Streams

Similar to CUDA streams, ROCm has HIP streams, which are buffers used to instruct the GPU hardware which kernels to launch. HIP streams are synchronous, like CUDA streams.

Each device has a default stream associated, which is accessible with AMDGPU.stream().

There are several ways to specify which stream to launch a kernel on:

Using AMDGPU.stream! to change default stream to be used within the same Julia task.

stream = AMDGPU.HIPStream()
AMDGPU.stream!(stream) # Change default stream to be used for subsequent operations.
AMDGPU.ones(Float32, 16) # Will be executed on `stream`.

Using AMDGPU.stream! to execute given function and reset to the original stream after completion:

stream = AMDGPU.HIPStream()
x = AMDGPU.stream!(() -> AMDGPU.ones(Float32, 16), stream)

Using stream argument to @roc macro:

stream = AMDGPU.HIPStream()
@roc stream=stream kernel(...)

Streams also have an inherent priority, which allows control of kernel submission latency and on-device scheduling preference with respect to kernels submitted on other streams. There are three priorities: normal (the default), low, and high priority.

Priority of the default stream can be set with AMDGPU.priority!. Alternatively, it can be set at stream creation time:

low_prio = HIPStream(:low)
high_prio = HIPStream(:high)
normal_prio = HIPStream(:normal) # or just omit "priority"

AMDGPU.stream — Function

stream()::HIPStream

Get the HIP stream that should be used as the default one for the currently executing task.

source

AMDGPU.stream! — Function

stream!(s::HIPStream)

Change the default stream to be used within the same Julia task.

source

stream!(f::Base.Callable, stream::HIPStream)

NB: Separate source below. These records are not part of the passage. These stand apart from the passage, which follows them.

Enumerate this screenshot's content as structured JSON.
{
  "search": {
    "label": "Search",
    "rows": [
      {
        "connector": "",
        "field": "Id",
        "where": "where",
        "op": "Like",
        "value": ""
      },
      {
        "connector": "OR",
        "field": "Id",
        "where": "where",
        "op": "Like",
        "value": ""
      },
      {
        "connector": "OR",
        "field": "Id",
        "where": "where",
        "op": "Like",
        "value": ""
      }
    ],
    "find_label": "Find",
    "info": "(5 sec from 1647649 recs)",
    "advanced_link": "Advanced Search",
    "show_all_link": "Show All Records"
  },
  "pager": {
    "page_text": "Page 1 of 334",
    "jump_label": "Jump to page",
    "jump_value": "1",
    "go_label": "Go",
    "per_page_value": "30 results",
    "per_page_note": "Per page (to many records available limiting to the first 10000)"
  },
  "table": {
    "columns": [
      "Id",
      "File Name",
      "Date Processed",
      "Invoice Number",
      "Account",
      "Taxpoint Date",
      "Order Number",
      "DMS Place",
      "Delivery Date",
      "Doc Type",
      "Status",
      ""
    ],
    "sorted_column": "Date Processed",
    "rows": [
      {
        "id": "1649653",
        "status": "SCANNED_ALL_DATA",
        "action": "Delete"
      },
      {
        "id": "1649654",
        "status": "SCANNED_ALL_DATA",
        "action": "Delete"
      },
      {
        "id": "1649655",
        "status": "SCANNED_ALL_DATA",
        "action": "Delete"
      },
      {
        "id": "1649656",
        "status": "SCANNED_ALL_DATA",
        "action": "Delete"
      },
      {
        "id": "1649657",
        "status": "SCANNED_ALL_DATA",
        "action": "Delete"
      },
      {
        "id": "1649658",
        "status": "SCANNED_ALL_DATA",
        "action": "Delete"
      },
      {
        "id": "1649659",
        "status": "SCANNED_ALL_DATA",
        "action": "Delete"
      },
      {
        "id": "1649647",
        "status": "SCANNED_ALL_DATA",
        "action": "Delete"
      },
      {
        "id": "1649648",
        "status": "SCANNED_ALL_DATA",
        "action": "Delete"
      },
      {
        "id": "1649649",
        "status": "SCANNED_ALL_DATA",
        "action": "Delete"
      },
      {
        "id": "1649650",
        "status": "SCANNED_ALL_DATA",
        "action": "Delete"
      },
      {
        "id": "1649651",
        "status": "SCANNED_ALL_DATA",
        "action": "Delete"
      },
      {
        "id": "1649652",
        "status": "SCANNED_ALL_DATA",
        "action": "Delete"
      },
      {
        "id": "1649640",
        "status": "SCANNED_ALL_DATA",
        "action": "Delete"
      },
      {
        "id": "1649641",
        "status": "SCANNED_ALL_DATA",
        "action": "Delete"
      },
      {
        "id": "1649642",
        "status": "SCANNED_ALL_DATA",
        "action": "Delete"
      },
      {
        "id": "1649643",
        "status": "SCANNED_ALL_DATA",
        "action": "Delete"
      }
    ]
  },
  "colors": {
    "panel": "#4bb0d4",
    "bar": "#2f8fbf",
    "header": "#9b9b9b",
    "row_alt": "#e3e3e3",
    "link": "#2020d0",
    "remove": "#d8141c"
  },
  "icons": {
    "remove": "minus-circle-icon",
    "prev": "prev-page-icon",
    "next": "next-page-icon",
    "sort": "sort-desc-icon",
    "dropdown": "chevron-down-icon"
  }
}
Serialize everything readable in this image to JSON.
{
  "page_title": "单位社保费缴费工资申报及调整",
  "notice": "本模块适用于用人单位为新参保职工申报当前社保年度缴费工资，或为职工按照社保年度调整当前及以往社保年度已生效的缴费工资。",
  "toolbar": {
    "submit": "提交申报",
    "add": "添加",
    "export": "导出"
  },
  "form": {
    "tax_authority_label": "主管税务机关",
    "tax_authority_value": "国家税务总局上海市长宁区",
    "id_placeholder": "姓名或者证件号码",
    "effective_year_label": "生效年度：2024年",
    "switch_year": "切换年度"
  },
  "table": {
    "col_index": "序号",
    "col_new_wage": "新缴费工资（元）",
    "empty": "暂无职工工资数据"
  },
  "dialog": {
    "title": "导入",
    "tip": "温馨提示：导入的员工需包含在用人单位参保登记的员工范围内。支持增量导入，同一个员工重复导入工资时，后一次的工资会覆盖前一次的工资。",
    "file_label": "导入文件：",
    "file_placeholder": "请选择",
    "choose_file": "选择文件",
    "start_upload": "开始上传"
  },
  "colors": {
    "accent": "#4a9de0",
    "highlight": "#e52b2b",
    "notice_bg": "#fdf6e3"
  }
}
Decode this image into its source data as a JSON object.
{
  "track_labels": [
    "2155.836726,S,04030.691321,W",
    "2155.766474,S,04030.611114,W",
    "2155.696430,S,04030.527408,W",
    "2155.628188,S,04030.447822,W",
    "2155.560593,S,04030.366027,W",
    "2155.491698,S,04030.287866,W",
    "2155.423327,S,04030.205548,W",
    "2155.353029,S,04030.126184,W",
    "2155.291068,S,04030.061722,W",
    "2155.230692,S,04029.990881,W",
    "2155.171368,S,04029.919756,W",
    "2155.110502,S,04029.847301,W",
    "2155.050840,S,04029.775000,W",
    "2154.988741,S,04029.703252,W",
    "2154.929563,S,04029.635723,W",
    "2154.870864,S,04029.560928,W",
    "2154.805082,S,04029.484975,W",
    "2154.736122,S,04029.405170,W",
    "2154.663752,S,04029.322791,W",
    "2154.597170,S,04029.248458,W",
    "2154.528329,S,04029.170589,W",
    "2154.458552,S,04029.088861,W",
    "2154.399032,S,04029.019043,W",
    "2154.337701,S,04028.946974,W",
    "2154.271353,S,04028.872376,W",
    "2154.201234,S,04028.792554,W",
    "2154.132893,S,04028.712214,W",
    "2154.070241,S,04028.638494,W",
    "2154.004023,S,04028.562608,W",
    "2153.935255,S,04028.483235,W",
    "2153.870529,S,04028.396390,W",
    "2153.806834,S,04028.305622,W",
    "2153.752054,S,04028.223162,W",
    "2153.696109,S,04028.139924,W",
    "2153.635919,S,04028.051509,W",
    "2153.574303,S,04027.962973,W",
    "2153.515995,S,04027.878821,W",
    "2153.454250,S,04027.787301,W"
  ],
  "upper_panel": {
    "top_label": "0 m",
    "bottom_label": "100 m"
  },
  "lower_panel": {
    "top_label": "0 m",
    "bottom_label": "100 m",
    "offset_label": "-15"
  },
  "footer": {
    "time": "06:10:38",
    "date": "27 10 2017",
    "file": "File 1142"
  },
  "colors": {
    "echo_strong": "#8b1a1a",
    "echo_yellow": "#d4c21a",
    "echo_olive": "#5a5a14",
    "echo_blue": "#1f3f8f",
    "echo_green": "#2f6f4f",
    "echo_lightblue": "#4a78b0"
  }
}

Change the default stream to be used within the same Julia task, execute f and revert to the original stream.

Returns:

Return value of the function f.

source

AMDGPU.priority! — Function

priority!(p::Symbol)

Change the priority of the default stream. Accepted values are :normal (the default), :low and :high.

source

priority!(f::Base.Callable, priority::Symbol)

Chnage the priority of default stream, execute f and revert to the original priority. Accepted values are :normal (the default), :low and :high.

Returns:

Return value of the function f.

source

AMDGPU.HIP.HIPStream — Type

HIPStream(priority::Symbol = :normal)

Arguments:

priority::Symbol: Priority of the stream: :normal, :high or :low.

Create HIPStream with given priority. Device is the default device that's currently in use.

source

HIPStream(stream::hipStream_t)

Create HIPStream from hipStream_t handle. Device is the default device that's currently in use.

source

Synchronization

AMDGPU.jl by default uses non-blocking stream synchronization with AMDGPU.synchronize to work correctly with TLS and Hostcall.

Users, however, can switch to a blocking synchronization globally with nonblocking_synchronization preference or with fine-grained AMDGPU.synchronize(; blocking=true). Blocking synchronization might offer slightly lower latency.

You can also perform synchronization of the expression with AMDGPU.@sync macro, which will execute given expression and synchronize afterwards (using AMDGPU.synchronize under the hood).

AMDGPU.@sync begin
    @roc ...
end

Finally, you can perform full device synchronization with AMDGPU.device_synchronize.

AMDGPU.synchronize — Function

synchronize(stream::HIPStream = stream(); blocking::Bool = false)

Wait until all kernels executing on stream have completed.

If there are running HostCalls, then blocking must be false. Additionally, if you want to stop host calls afterwards, then provide stop_hostcalls=true keyword argument.

source

AMDGPU.@sync — Macro

@sync ex

Run expression ex on currently active stream and synchronize the GPU on that stream afterwards.